Indefinite for Dysplasia in Barrett's Esophagus Carries Substantial Risk for Prevalent and Incident Neoplasia: Updated Outcomes and Long-Term Follow-up.
Objective: The optimal management of Barrett's esophagus (BE) patients with indefinite for dysplasia (IND) is unclear, due to uncertain risks of progression to low-grade dysplasia (LGD), high-grade dysplasia (HGD), and esophageal adenocarcinoma (EAC). This study aimed to define the risks of neoplasia among IND patients, including long-term follow-up of our previously described cohort, and to identify risk factors for progression to neoplasia.
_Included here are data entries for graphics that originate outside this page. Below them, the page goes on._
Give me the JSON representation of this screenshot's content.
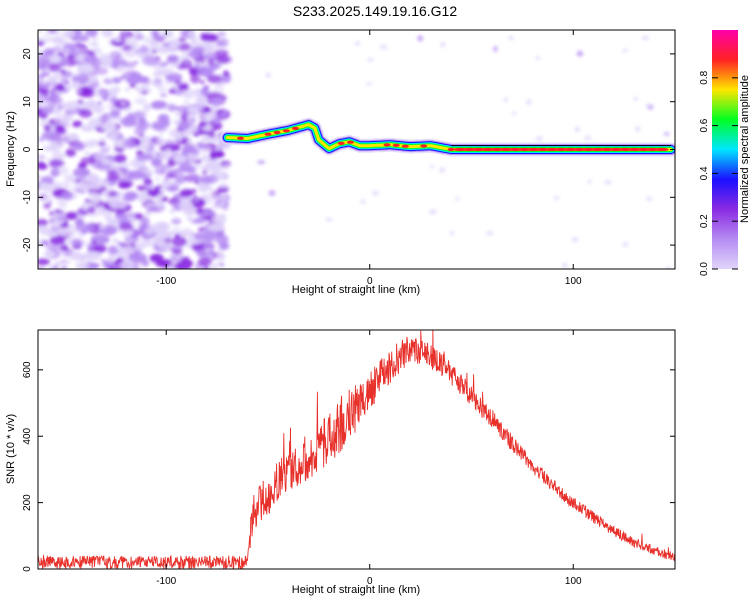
{
  "title": "S233.2025.149.19.16.G12",
  "chart_data": [
    {
      "type": "heatmap",
      "xlabel": "Height of straight line (km)",
      "ylabel": "Frequency (Hz)",
      "xlim": [
        -163,
        150
      ],
      "ylim": [
        -25,
        25
      ],
      "x_ticks": [
        -100,
        0,
        100
      ],
      "y_ticks": [
        -20,
        -10,
        0,
        10,
        20
      ],
      "noise_region_x": [
        -163,
        -70
      ],
      "ridge": {
        "x": [
          -70,
          -60,
          -50,
          -40,
          -30,
          -27,
          -25,
          -20,
          -15,
          -10,
          -5,
          0,
          10,
          20,
          30,
          40,
          50,
          60,
          80,
          100,
          120,
          140,
          148
        ],
        "y": [
          2.5,
          2.3,
          3.2,
          4.0,
          5.2,
          4.5,
          2.0,
          0.2,
          1.2,
          1.6,
          0.8,
          0.8,
          1.0,
          0.6,
          0.8,
          0.0,
          0.0,
          0.0,
          0.0,
          0.0,
          0.0,
          0.0,
          0.0
        ]
      },
      "colorbar": {
        "label": "Normalized spectral amplitude",
        "range": [
          0,
          1
        ],
        "ticks": [
          0.0,
          0.2,
          0.4,
          0.6,
          0.8
        ]
      },
      "colors": [
        "#e0d4fa",
        "#b58cf3",
        "#8a2be2",
        "#1a10ff",
        "#00e6ff",
        "#00ff22",
        "#ffe600",
        "#ff2222",
        "#ff00aa"
      ]
    },
    {
      "type": "line",
      "xlabel": "Height of straight line (km)",
      "ylabel": "SNR (10 * v/v)",
      "xlim": [
        -163,
        150
      ],
      "ylim": [
        0,
        720
      ],
      "x_ticks": [
        -100,
        0,
        100
      ],
      "y_ticks": [
        0,
        200,
        400,
        600
      ],
      "series": [
        {
          "color": "#e8302b",
          "x": [
            -163,
            -140,
            -120,
            -100,
            -80,
            -65,
            -60,
            -58,
            -55,
            -50,
            -45,
            -40,
            -35,
            -30,
            -25,
            -20,
            -15,
            -10,
            -5,
            0,
            5,
            10,
            15,
            20,
            25,
            30,
            35,
            40,
            50,
            60,
            70,
            80,
            90,
            100,
            110,
            120,
            130,
            140,
            150
          ],
          "y": [
            20,
            20,
            20,
            20,
            20,
            20,
            20,
            150,
            200,
            220,
            270,
            290,
            310,
            330,
            360,
            400,
            420,
            450,
            500,
            530,
            580,
            610,
            640,
            660,
            650,
            640,
            620,
            590,
            520,
            450,
            380,
            310,
            250,
            200,
            155,
            115,
            80,
            55,
            35
          ],
          "noise": [
            20,
            20,
            20,
            20,
            20,
            20,
            20,
            60,
            60,
            60,
            60,
            60,
            60,
            60,
            70,
            80,
            80,
            80,
            70,
            60,
            55,
            50,
            50,
            45,
            45,
            40,
            35,
            35,
            30,
            28,
            25,
            22,
            20,
            20,
            18,
            16,
            14,
            14,
            14
          ]
        }
      ]
    }
  ]
}
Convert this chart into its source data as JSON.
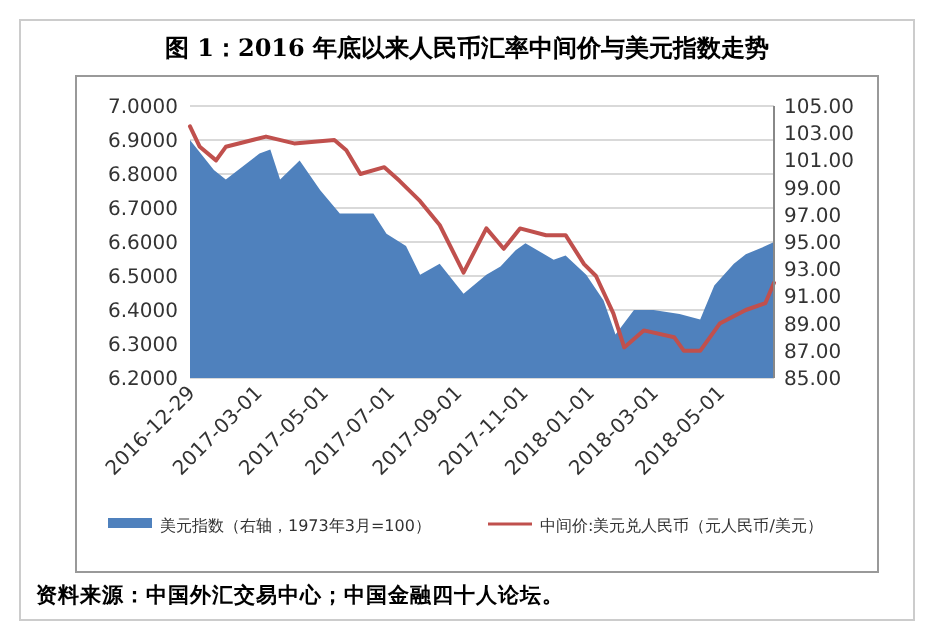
{
  "chart_data": {
    "type": "area",
    "title": "图 1：2016 年底以来人民币汇率中间价与美元指数走势",
    "series": [
      {
        "name": "美元指数（右轴，1973年3月=100）",
        "axis": "y2",
        "color": "#4f81bd",
        "x": [
          "2016-12-29",
          "2017-01-20",
          "2017-01-31",
          "2017-03-03",
          "2017-03-13",
          "2017-03-22",
          "2017-04-09",
          "2017-04-28",
          "2017-05-16",
          "2017-05-29",
          "2017-06-16",
          "2017-06-28",
          "2017-07-16",
          "2017-07-29",
          "2017-08-16",
          "2017-09-07",
          "2017-09-28",
          "2017-10-11",
          "2017-10-25",
          "2017-11-03",
          "2017-11-29",
          "2017-12-10",
          "2017-12-29",
          "2018-01-14",
          "2018-01-25",
          "2018-02-11",
          "2018-03-01",
          "2018-03-25",
          "2018-04-13",
          "2018-04-26",
          "2018-05-14",
          "2018-05-25",
          "2018-06-12",
          "2018-06-20"
        ],
        "values": [
          102.5,
          100.3,
          99.6,
          101.5,
          101.8,
          99.6,
          101.0,
          98.8,
          97.1,
          97.1,
          97.1,
          95.6,
          94.7,
          92.6,
          93.4,
          91.2,
          92.6,
          93.2,
          94.4,
          94.9,
          93.7,
          94.0,
          92.6,
          90.7,
          88.2,
          90.0,
          90.0,
          89.7,
          89.3,
          91.8,
          93.4,
          94.1,
          94.7,
          95.0
        ]
      },
      {
        "name": "中间价:美元兑人民币（元人民币/美元）",
        "type": "line",
        "color": "#c0504d",
        "x": [
          "2016-12-29",
          "2017-01-07",
          "2017-01-22",
          "2017-01-31",
          "2017-03-09",
          "2017-04-04",
          "2017-05-11",
          "2017-05-22",
          "2017-06-04",
          "2017-06-26",
          "2017-07-10",
          "2017-07-29",
          "2017-08-16",
          "2017-09-07",
          "2017-09-28",
          "2017-10-14",
          "2017-10-29",
          "2017-11-22",
          "2017-12-10",
          "2017-12-27",
          "2018-01-07",
          "2018-01-23",
          "2018-02-02",
          "2018-02-20",
          "2018-03-20",
          "2018-03-29",
          "2018-04-13",
          "2018-05-01",
          "2018-05-25",
          "2018-06-12",
          "2018-06-20"
        ],
        "values": [
          6.94,
          6.88,
          6.84,
          6.88,
          6.91,
          6.89,
          6.9,
          6.87,
          6.8,
          6.82,
          6.78,
          6.72,
          6.65,
          6.51,
          6.64,
          6.58,
          6.64,
          6.62,
          6.62,
          6.535,
          6.5,
          6.39,
          6.29,
          6.34,
          6.32,
          6.28,
          6.28,
          6.36,
          6.4,
          6.42,
          6.48
        ]
      }
    ],
    "xlim": [
      "2016-12-29",
      "2018-06-20"
    ],
    "xticks": [
      "2016-12-29",
      "2017-03-01",
      "2017-05-01",
      "2017-07-01",
      "2017-09-01",
      "2017-11-01",
      "2018-01-01",
      "2018-03-01",
      "2018-05-01"
    ],
    "ylim": [
      6.2,
      7.0
    ],
    "yticks": [
      {
        "value": 6.2,
        "label": "6.2000"
      },
      {
        "value": 6.3,
        "label": "6.3000"
      },
      {
        "value": 6.4,
        "label": "6.4000"
      },
      {
        "value": 6.5,
        "label": "6.5000"
      },
      {
        "value": 6.6,
        "label": "6.6000"
      },
      {
        "value": 6.7,
        "label": "6.7000"
      },
      {
        "value": 6.8,
        "label": "6.8000"
      },
      {
        "value": 6.9,
        "label": "6.9000"
      },
      {
        "value": 7.0,
        "label": "7.0000"
      }
    ],
    "y2lim": [
      85,
      105
    ],
    "y2ticks": [
      {
        "value": 85,
        "label": "85.00"
      },
      {
        "value": 87,
        "label": "87.00"
      },
      {
        "value": 89,
        "label": "89.00"
      },
      {
        "value": 91,
        "label": "91.00"
      },
      {
        "value": 93,
        "label": "93.00"
      },
      {
        "value": 95,
        "label": "95.00"
      },
      {
        "value": 97,
        "label": "97.00"
      },
      {
        "value": 99,
        "label": "99.00"
      },
      {
        "value": 101,
        "label": "101.00"
      },
      {
        "value": 103,
        "label": "103.00"
      },
      {
        "value": 105,
        "label": "105.00"
      }
    ],
    "grid": "y",
    "legend": "bottom",
    "annotations": [
      "资料来源：中国外汇交易中心；中国金融四十人论坛。"
    ]
  }
}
Methods: IND patients from 2000 to 2023 were identified from the University of Pennsylvania Health System pathology database and the Barrett's esophagus patient registry. Prevalent neoplasia was defined as LGD, HGD, or EAC occurring within one year of index EGD. Incident neoplasia occurred >1 year after index EGD. Time to neoplasia was analyzed via Cox proportional hazards regression model. Risk factors for neoplasia were identified via logistic and Cox regression.
Results: 299 patients were identified of whom, 223 had follow-up EGD within one year. Of these 223, 9.87% had prevalent neoplasia of any grade: LGD in 3.14%, HGD in 5.38%, and EAC in 1.35%. 217 patients without prevalent neoplasia had EGD after one year, with median follow-up of 4.37 years (IQR, 2.62-8.15); 22% developed incident neoplasia. Incidence of any neoplasia was 4.35 per 100 person-years; 2.43 for LGD, 1.24 for HGD, and 0.47 for EAC. BE length and smoking were associated with incident neoplasia (HR 1.13, 95% CI 1.03-1.25 and HR 2.01, 95% CI 1.12-3.80).
Conclusions: IND carries substantial risk for progression to neoplasia including HGD/EAC, especially in the first year after diagnosis. Incident HGD/EAC risk approximates that published for LGD.